Selon le ministère iranien des Affaires étrangères, ce cycle de négociations, entamé en début de semaine sous médiation qatarie et pakistanaise à Bürgenstock, devait initialement se poursuivre plusieurs jours encore.
Aucune explication officielle n’a été fournie concernant cette interruption soudaine.
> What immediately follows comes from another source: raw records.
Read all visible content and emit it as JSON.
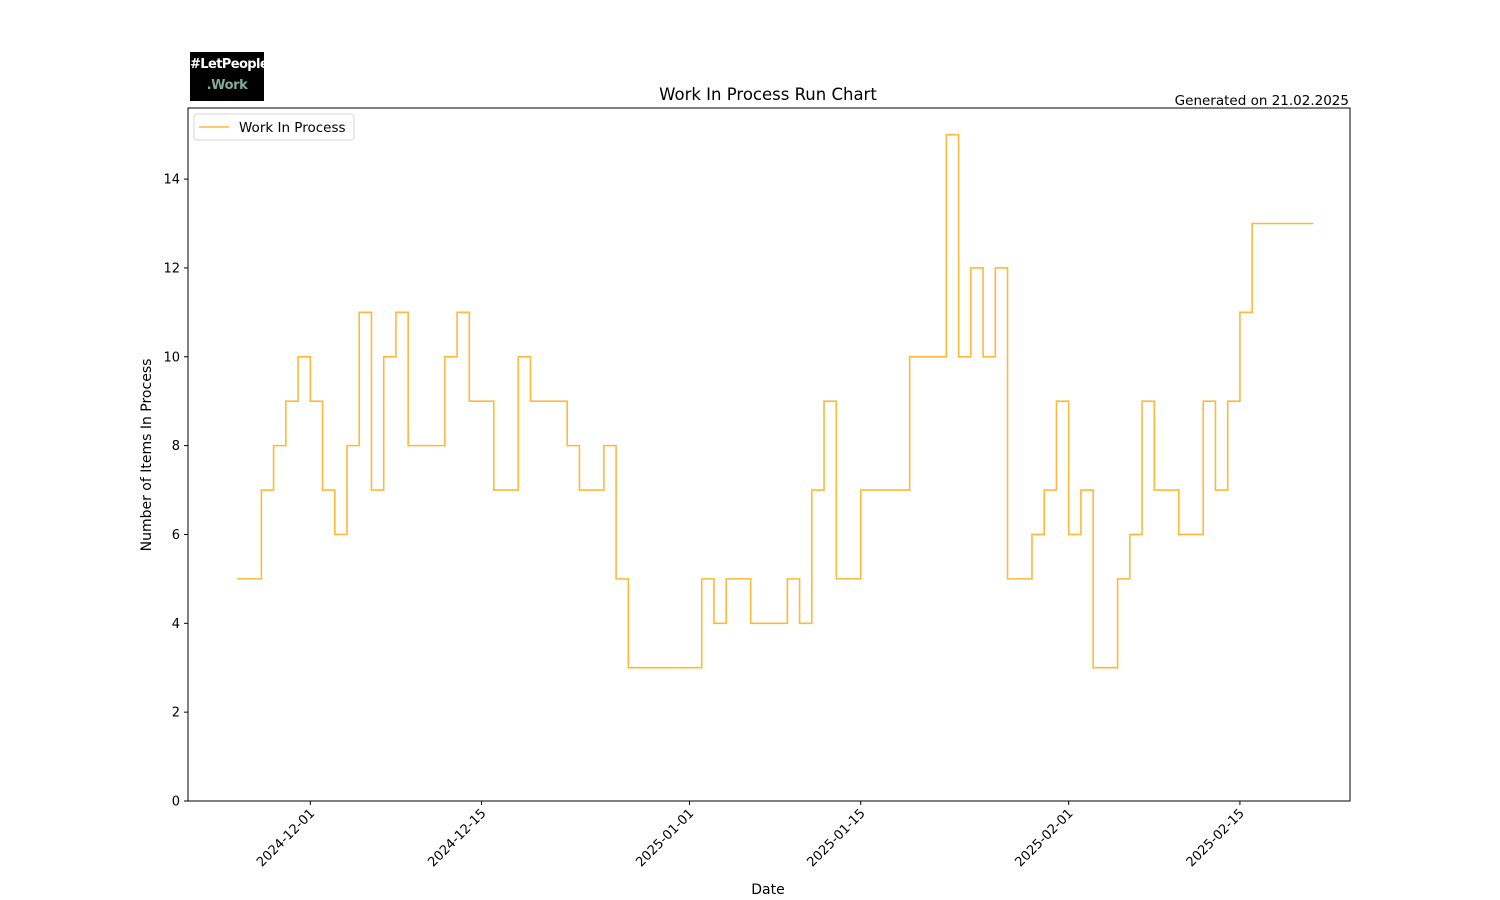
{
  "logo": {
    "line1": "#LetPeople",
    "line2": ".Work"
  },
  "generated_text": "Generated on 21.02.2025",
  "chart_data": {
    "type": "line",
    "step": "post",
    "title": "Work In Process Run Chart",
    "xlabel": "Date",
    "ylabel": "Number of Items In Process",
    "x_range": [
      "2024-11-21",
      "2025-02-24"
    ],
    "ylim": [
      0,
      15.6
    ],
    "y_ticks": [
      0,
      2,
      4,
      6,
      8,
      10,
      12,
      14
    ],
    "x_ticks": [
      "2024-12-01",
      "2024-12-15",
      "2025-01-01",
      "2025-01-15",
      "2025-02-01",
      "2025-02-15"
    ],
    "grid": false,
    "legend": "upper-left",
    "color": "#FFB83A",
    "series": [
      {
        "name": "Work In Process",
        "x": [
          "2024-11-25",
          "2024-11-26",
          "2024-11-27",
          "2024-11-28",
          "2024-11-29",
          "2024-11-30",
          "2024-12-01",
          "2024-12-02",
          "2024-12-03",
          "2024-12-04",
          "2024-12-05",
          "2024-12-06",
          "2024-12-07",
          "2024-12-08",
          "2024-12-09",
          "2024-12-10",
          "2024-12-11",
          "2024-12-12",
          "2024-12-13",
          "2024-12-14",
          "2024-12-15",
          "2024-12-16",
          "2024-12-17",
          "2024-12-18",
          "2024-12-19",
          "2024-12-20",
          "2024-12-21",
          "2024-12-22",
          "2024-12-23",
          "2024-12-24",
          "2024-12-25",
          "2024-12-26",
          "2024-12-27",
          "2024-12-28",
          "2024-12-29",
          "2024-12-30",
          "2024-12-31",
          "2025-01-01",
          "2025-01-02",
          "2025-01-03",
          "2025-01-04",
          "2025-01-05",
          "2025-01-06",
          "2025-01-07",
          "2025-01-08",
          "2025-01-09",
          "2025-01-10",
          "2025-01-11",
          "2025-01-12",
          "2025-01-13",
          "2025-01-14",
          "2025-01-15",
          "2025-01-16",
          "2025-01-17",
          "2025-01-18",
          "2025-01-19",
          "2025-01-20",
          "2025-01-21",
          "2025-01-22",
          "2025-01-23",
          "2025-01-24",
          "2025-01-25",
          "2025-01-26",
          "2025-01-27",
          "2025-01-28",
          "2025-01-29",
          "2025-01-30",
          "2025-01-31",
          "2025-02-01",
          "2025-02-02",
          "2025-02-03",
          "2025-02-04",
          "2025-02-05",
          "2025-02-06",
          "2025-02-07",
          "2025-02-08",
          "2025-02-09",
          "2025-02-10",
          "2025-02-11",
          "2025-02-12",
          "2025-02-13",
          "2025-02-14",
          "2025-02-15",
          "2025-02-16",
          "2025-02-17",
          "2025-02-18",
          "2025-02-19",
          "2025-02-20",
          "2025-02-21"
        ],
        "values": [
          5,
          5,
          7,
          8,
          9,
          10,
          9,
          7,
          6,
          8,
          11,
          7,
          10,
          11,
          8,
          8,
          8,
          10,
          11,
          9,
          9,
          7,
          7,
          10,
          9,
          9,
          9,
          8,
          7,
          7,
          8,
          5,
          3,
          3,
          3,
          3,
          3,
          3,
          5,
          4,
          5,
          5,
          4,
          4,
          4,
          5,
          4,
          7,
          9,
          5,
          5,
          7,
          7,
          7,
          7,
          10,
          10,
          10,
          15,
          10,
          12,
          10,
          12,
          5,
          5,
          6,
          7,
          9,
          6,
          7,
          3,
          3,
          5,
          6,
          9,
          7,
          7,
          6,
          6,
          9,
          7,
          9,
          11,
          13,
          13,
          13,
          13,
          13,
          13
        ]
      }
    ]
  }
}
L’annonce intervient alors que les deux parties poursuivent leurs échanges autour de la mise en œuvre du protocole d’accord conclu récemment entre Washington et Téhéran.
Parallèlement, les médias officiels iraniens ont rapporté que le chef de la délégation iranienne avait réaffirmé la volonté de Téhéran de prendre le contrôle du détroit d’Ormuz, passage stratégique par lequel transite une part importante du commerce mondial des hydrocarbures.
Le négociateur en chef de la délégation iranienne, Mohammad Bagher Ghalibaf, insiste sur le fait que le détroit d’Ormuz sera géré par l’Iran et que son exploitation se fera dans le respect du droit international.
M. Ghalibaf, qui est également président du Parlement, s’est entretenu avec les médias d’État iraniens à bord d’un avion alors qu’il rentrait de Suisse.
« Nous espérons pouvoir réactiver le détroit, en termes de passage, et redonner de la prospérité à l’économie régionale et mondiale », a-t-il déclaré.
M. Ghalibaf confirme que la question du déblocage des avoirs gelés ainsi que celle de la vente du pétrole iranien ont été abordées lors des discussions avec les États-Unis aujourd’hui.